March 6th, 2007 at 5:30 pm
Interesting thought RSnake…
What about this, -just thought it up while reading your art.- If you can run an applet on a website, it already passed the surfers firewall -in a loose sense that is- So, if it is just like the natted IP, it can perform dangerous stuff. IP’s are one of them as we know, but what about taking screenshots from the surfers browser? maybe pixel per pixel, but given enough enough data you can reconstruct it back. Or maybe with some low-tech information leakage like some noise which can be converted back to a greyscale snapshot of the computers screen.
If C or C++ can do this, Java can also. But, a problem with java is the sandbox around it. There are known techniques to force Java out of it’s sandbox, but to my knowledge i’ve never seen it done in the wild. So it’s speculation.
Anyway, it’s my wild -sexy yes
contribution.
March 6th, 2007 at 5:41 pm
ooops.. looking back on your article it’s almost the same as my comment, did not read it correctly. sorry
But, RSnake what about subliminal channels? which only leak subtle amounts of information. I’ve been studying these things a bit, and they are sure worth to invest some time in. Such subliminal channels like used in military equipment are flaws that where put there intentionally to leak some amounts of information, like encryption keys. Given this fact it could be used in software.
Anyway, you sparked my imagination just now
cool stuff to think about on intellectual level.
March 6th, 2007 at 8:39 pm
You could use images and steganography to hide your malicious payloads. Simply load up an applet (or call Java via JS, however haven’t done this other than getting an ip addy) and contain the evil payload in an image. Essentially utilizing steganography as a payload channel. Obviously could be reversed with jad but would be more of a pain in the ass for most people.
It would be interesting if this applied to movie formats as well (some allow scripts). Perhaps have an applet call script within a movie/overload the methods in it in the remote context. Pure speculation/I’m thinking out loud but would be nifty.
- zeno
http://www.cgisecurity.com/
March 12th, 2007 at 7:51 am
I’m not really an expert on Java, and therefore my theory may be based on an incorrect assumption, or an incorrect understanding of this issue.
However, is Java’s access to the images based on the DOM, for instance the image being denoted by an IMG tag? Or is it something else?

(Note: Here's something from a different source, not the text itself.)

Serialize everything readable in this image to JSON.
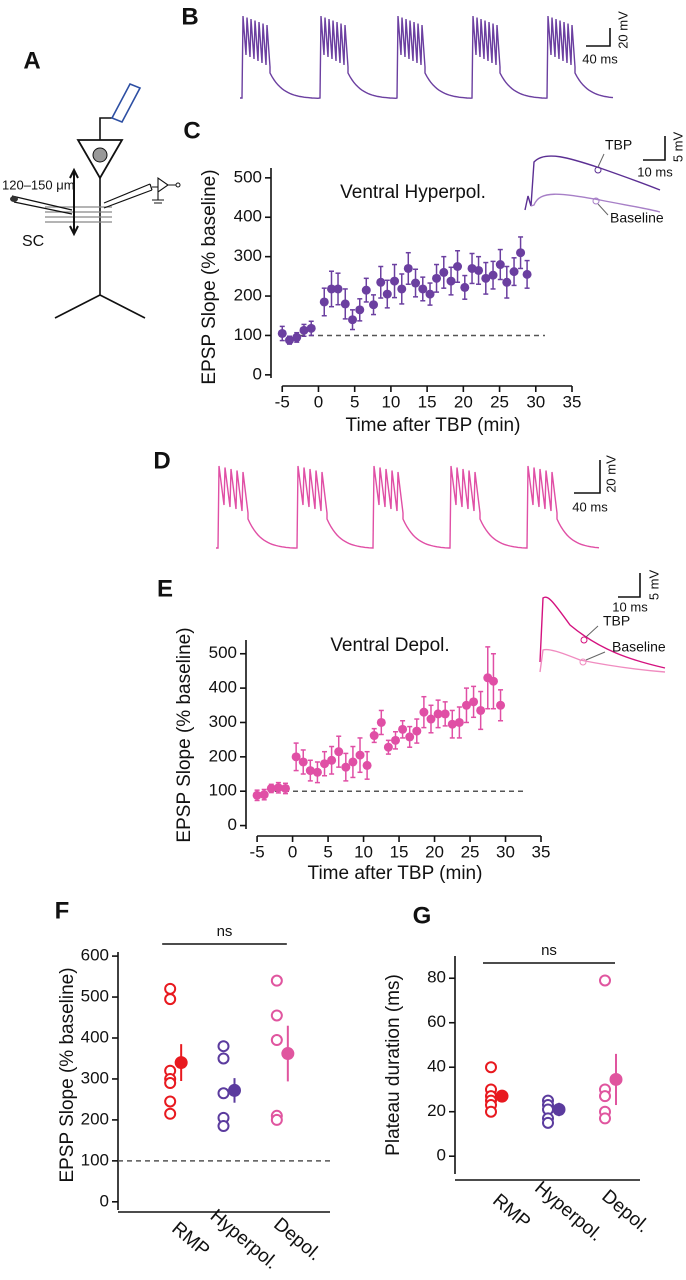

Because, it would seem that if Java has access to IMG tags, then combining this with CSRF, might allow Java access to any content pulled from another domain? Or did I miss the point of Java’s cross-domain protection?
April 2nd, 2007 at 9:43 am
how can u access elemnts from another domain using ajax?
May 18th, 2007 at 12:18 pm
sorry for the late response on this, but here is my $0.02.
I am a Java Web Developer, so I have been trying to figure a way to do what you are trying to say, but there really is no straight-forward way to achieve what you are asking. With Applets, you would have to find a way to bypass the SecurityManager of the JVM in which the applet is running to get at the elements in a page which the applet was running, and even then, your access would be severely crippled at best.
You could, theoretically, create 2 applets that load independantly of eachother, use one to load a payload, one to download the executor for that payload and display something pretty to mask what is happening behind the scenes then have some tricky RMI call into the OS that executed the payload ( which would most likely have to be implemented in JNI (C++) to bypass the JVM’s independancy from the host OS.
However, that is only a very theoretical possibility.
Now when JavaFX comes out, things will be very different, you will have direct access to elements on the page, etc.